E [BVT] = β0 + β1*Sx + β2*M2 + β3*Sx*M2 + β4*M3 + β5*Sx*M3 + ε

Where M2=1 when the Sx and BVT are measured at M2 and is equal to 0 otherwise, M3=1 when the Sx and BVT are measured at M3 and is equal to 0 otherwise, and ε refers to a random effect variable that is used to account for repeated measures on the same participants. In this model, the coefficient β1 is the association between all of the participants' symptom scores and the BVTs. This is because M2=M3=0, so the terms to the right of β1*Sx all equal 0. In this model, testing if the time of measurement (i.e. M1, M2, or M3) affects the correlation is straightforward. If the correlation is the same at M2 as it is at M1, then the coefficient, β3, will be 0. Similarly, if the correlation is the same at M3 as it is at M1, then the coefficient, β5, will be 0. If both β3, and β5 are found to be close to zero, then the associations are independent of the milestone at which the data were collected and the analysis will be re-run with all the data together in a simplified analysis to increase the power of subgroup analyses.

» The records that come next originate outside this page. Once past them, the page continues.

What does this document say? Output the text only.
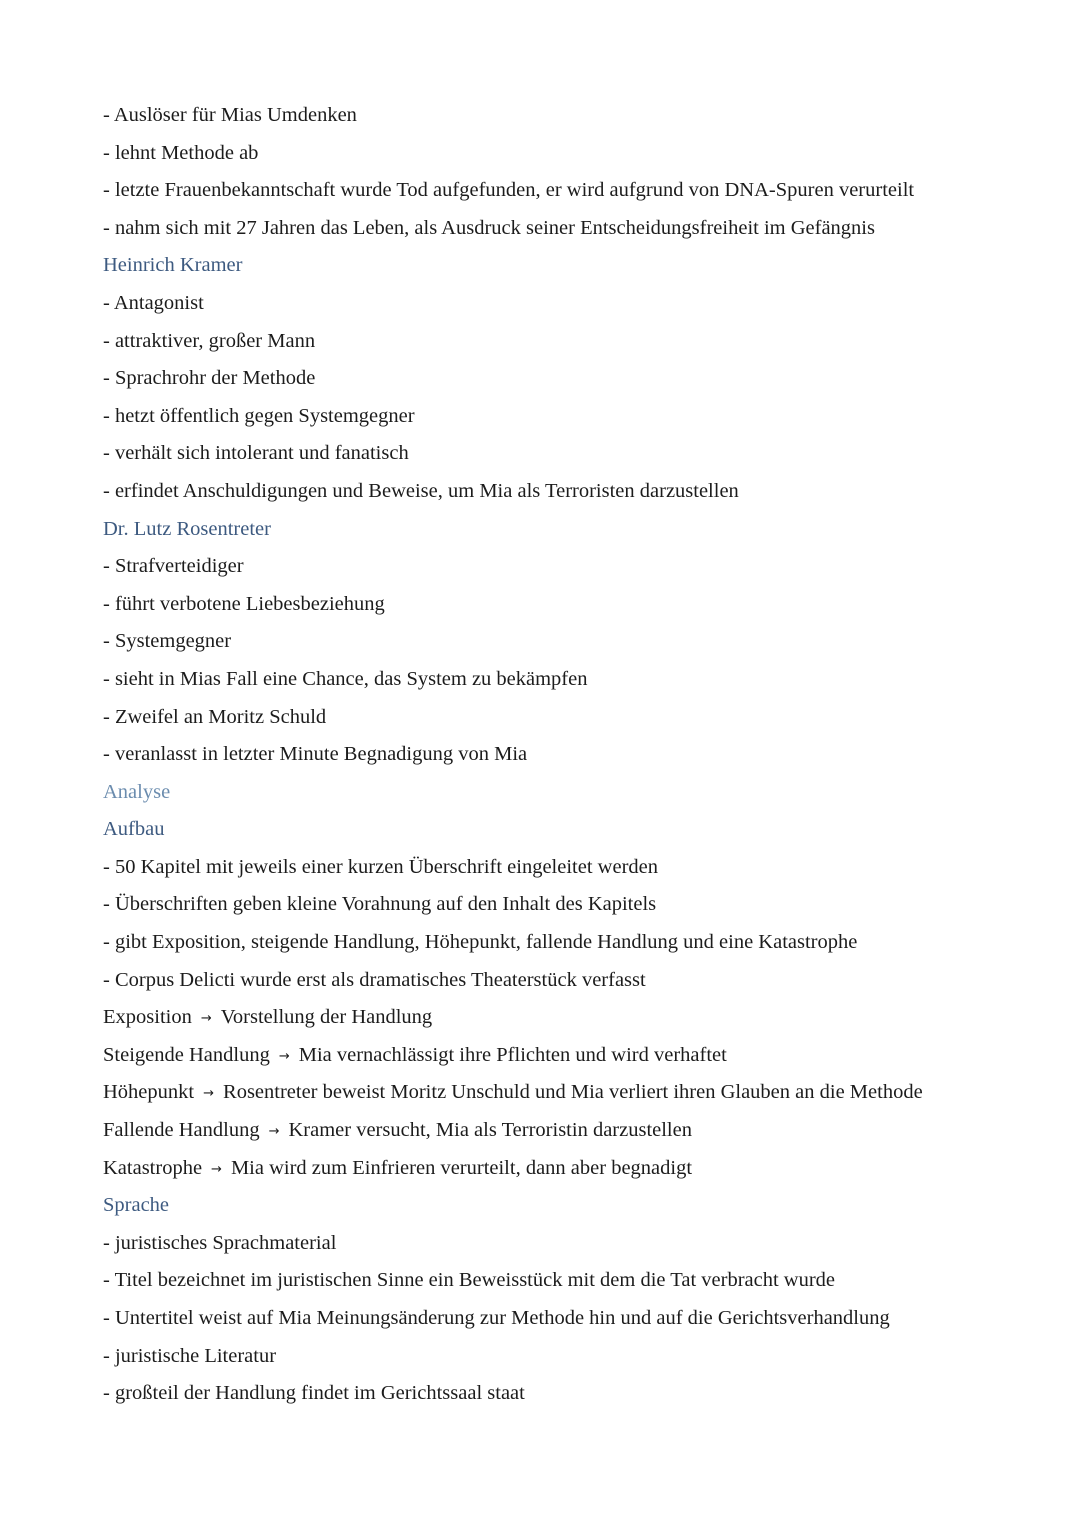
- Auslöser für Mias Umdenken
- lehnt Methode ab
- letzte Frauenbekanntschaft wurde Tod aufgefunden, er wird aufgrund von DNA-Spuren verurteilt
- nahm sich mit 27 Jahren das Leben, als Ausdruck seiner Entscheidungsfreiheit im Gefängnis
Heinrich Kramer
- Antagonist
- attraktiver, großer Mann
- Sprachrohr der Methode
- hetzt öffentlich gegen Systemgegner
- verhält sich intolerant und fanatisch
- erfindet Anschuldigungen und Beweise, um Mia als Terroristen darzustellen
Dr. Lutz Rosentreter
- Strafverteidiger
- führt verbotene Liebesbeziehung
- Systemgegner
- sieht in Mias Fall eine Chance, das System zu bekämpfen
- Zweifel an Moritz Schuld
- veranlasst in letzter Minute Begnadigung von Mia
Analyse
Aufbau
- 50 Kapitel mit jeweils einer kurzen Überschrift eingeleitet werden
- Überschriften geben kleine Vorahnung auf den Inhalt des Kapitels
- gibt Exposition, steigende Handlung, Höhepunkt, fallende Handlung und eine Katastrophe
- Corpus Delicti wurde erst als dramatisches Theaterstück verfasst
Exposition → Vorstellung der Handlung
Steigende Handlung → Mia vernachlässigt ihre Pflichten und wird verhaftet
Höhepunkt → Rosentreter beweist Moritz Unschuld und Mia verliert ihren Glauben an die Methode
Fallende Handlung → Kramer versucht, Mia als Terroristin darzustellen
Katastrophe → Mia wird zum Einfrieren verurteilt, dann aber begnadigt
Sprache
- juristisches Sprachmaterial
- Titel bezeichnet im juristischen Sinne ein Beweisstück mit dem die Tat verbracht wurde
- Untertitel weist auf Mia Meinungsänderung zur Methode hin und auf die Gerichtsverhandlung
- juristische Literatur
- großteil der Handlung findet im Gerichtssaal staat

Next, the association in change of BVT with change in Sx will be measured. For these analyses, the data to the relevant milestones will be restricted. The statistical models are:

E [BVT M2 - BVT M1 | M2=1, M1=1] = β0 + β6*(SxM2-SxM1) + ε E [BVT M3 - BVT M2 | M3=1, M2=1] = β0 + β7*(SxM3-SxM2) + ε where BVT M# refers to the BVT measured at milestone number = #, and SxM# refers to the symptom score measured at milestone number = #.

If the values of β6 and β7 are found to be similar, then the associations are, again, independent of the milestones at which the data were collected. As above, the analysis will be re-run with all the data together in a simplified analysis to increase the power of subgroup analyses.

The above equations can be used to assess the association in change of total symptom score to change in total BVT score, change in any one symptom score and change in any one BVT, and changes in subgroups of symptom scores and changes in subgroups of BVTs. Because a deficiency in a particular visual function would be expected to cause only certain symptoms and only affect certain BVTs, our primary analyses will be restricted to 5 comparisons, discussed in the outcome measure section.

Gross stereoscopic acuity and anatomic oculomotor deviation are tests that measure visual function that existed prior to the concussion, and are, therefore, not expected to correlate with any changes in symptoms. These tests are conducted as part of a general visual examination.

The following symptoms in the SCAT3 are not expected to correlate with any visual tests: pressure in the head, neck pain, sensitivity to noise, feeling slowed down, confusion, drowsiness, trouble falling asleep, more emotional, irritability, sadness, nervous or anxious.

The secondary analyses will include associations between the total symptom score and the total BVT score, and the associations between the scores for each symptom and the scores for each binocular vision measure separately. In addition, the investigators will explore associations within subgroups of the participants based on clinician impression if there are abnormalities in the visual system at the first visit (y/n), time between concussion and baseline testing (<14 days, 14-28 days, >28 days), past history of concussion (y/n), and past treatment for psychological condition (y/n).

As concussions are common, this study has the potential to contribute to improved management for the many patients suffering from dizziness and other symptoms following a concussion.